My brother is promising me that playing Assassin’s Creed will “blow my mind.” Running through ancient Italian cities, “just seeing the Renaissance is beautiful.”
I went running down the path alongside the old canal this morning and everything was very green and cold. The geese and herons were very noticeably small, feathered lizard raptors. A slim blue heron gives me an eye that is only a small dark circle inside of gold.
There was a big log in the slow water caught, blocking most of the slender canal. Bright green algae filled up the segment. It was as if the long line of factories lining the canal on the other side got into the veins of everything around them.
Today I was paid to walk around one of those leafy-green subdivisons in upper-middle class parts of northeastern Illinois. It was me and this soft-spoken girl with dark hair made up of curls. We split up our surveys and walked too much, because we did not know the area well enough to organize our work efficiently.

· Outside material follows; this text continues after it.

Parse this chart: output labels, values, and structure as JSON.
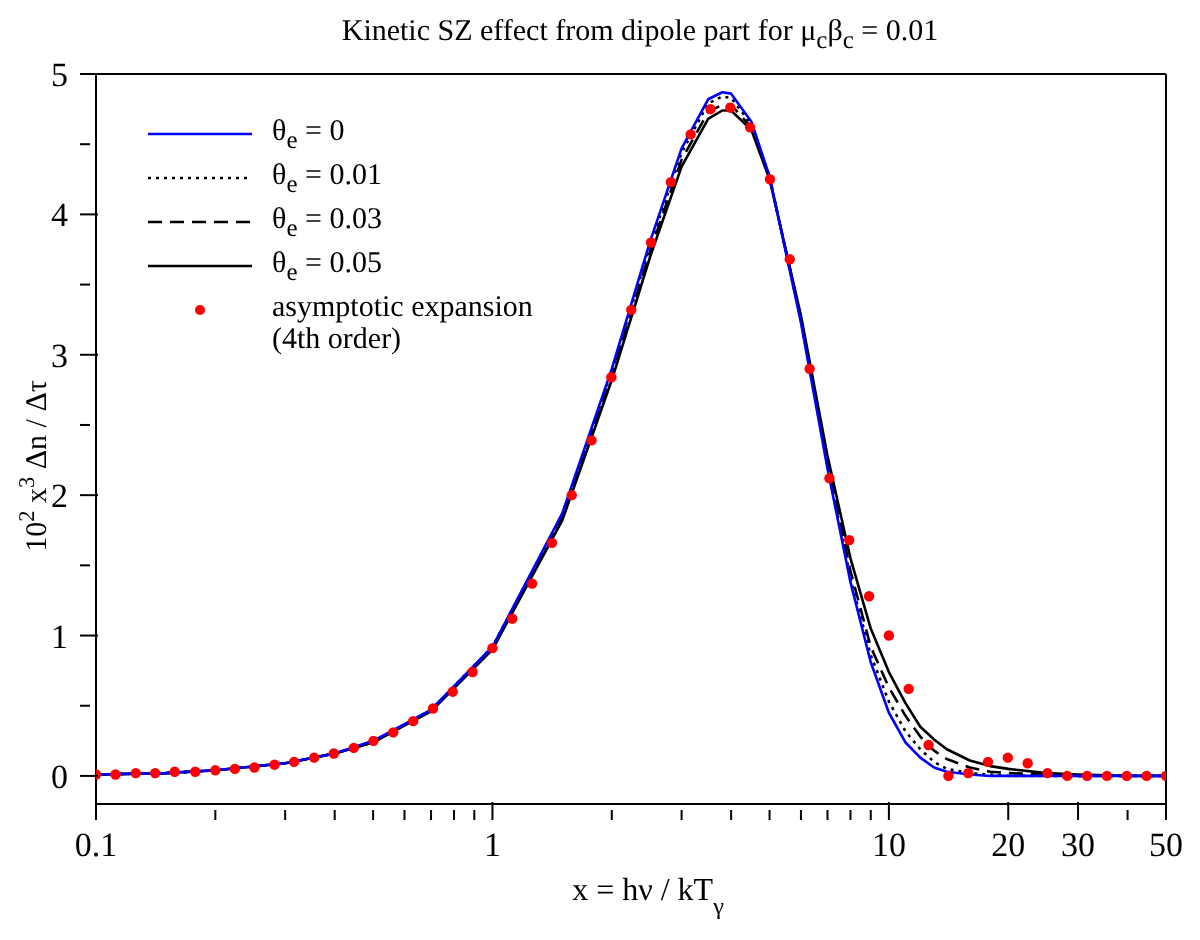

The people we made contact with (at their doorsteps, glass doors, long-legged crane flies, granite corners of buildings) were all friendly enough. Many people own funny little or big dogs. There were many no solicitors signs, very small and perfectly small, and the presence of those stickers meant we couldn’t ring or leave museum surveys on those doors. It was a shame, because I felt certain if I explained our study to them and made them realize I was not in the business of selling, they would participate.
When our workday was over, I drove home for an hour and thirty minutes. Jefferson street, familiar discordance. The skin underneath my eyes is reddened by the sun over Cook County and my lower arms itch.

After work yesterday, I went south to Hyde Park and watched Days of Heaven in the theater there. It was very beautiful and sad, almost too sad. It was beautiful in a way because the badlands remind me of my own home-on-earth, the American grasslands. Although the grasslands were paved over to build my industrial world, I still get very sentimental about grass and wheat and open sky. The narrator was a little urchin girl - Linda - from Chicago, and her voice was my own.

We were in Edwardsville, IL last weekend to see our friend graduate. Driving to Edwardsville from Chicago takes five something hours, so that was five something hours of corn and grass. The beauty of the American Midwest is that this place is so big and wide and flat. This used to be the prairie state, all tallgrass until the very south, where it turns into eastern forest. Nowadays, it’s all cities and suburbs and corn to feed the european cattle that feed the cities and suburbs with red, fatty flesh. I can find grassland still, here. It’s taller than me. It’s soft. It waves very gently in the wind. It is under-appreciated. Viva el prado!
Christina’s World, Andrew Wyeth. 1948.
I love to go out to the places where loneliness doesn’t exist because there’s no-one but the individual and grass and sky as far as the earth goes.
I’m sitting at work in a white office trying to get ahold of all the summer projects/jobs I’m involved with. My little blue planner is not large enough to give me the effective space I need to jot down dates/times/places. Most - no, all - of the activities are in Chicago, a problem, as I do not really have a place to stay here, and moving around all of the time - trains, cars - makes me nervous. But it’ll be okay.
Life is going well, though. I’m twenty years old with a car and a boyfriend. I have two jobs, both at very cool institutions. I also have two research projects with doctoral students, one studying ecological game/foraging theory and one exploring how habitat fragmentation of natural areas affects birds. I also have a seventh of weed sitting around. Everything that I really need!
If I had a place to stay, everything would be perfect, but that’s coming, soon. I am hoping to have friends to put on my dreamapt’s couches, but there is a severe shortage of real girls to take dérive with. Until then, I have consumption and bird studies to bury my head in.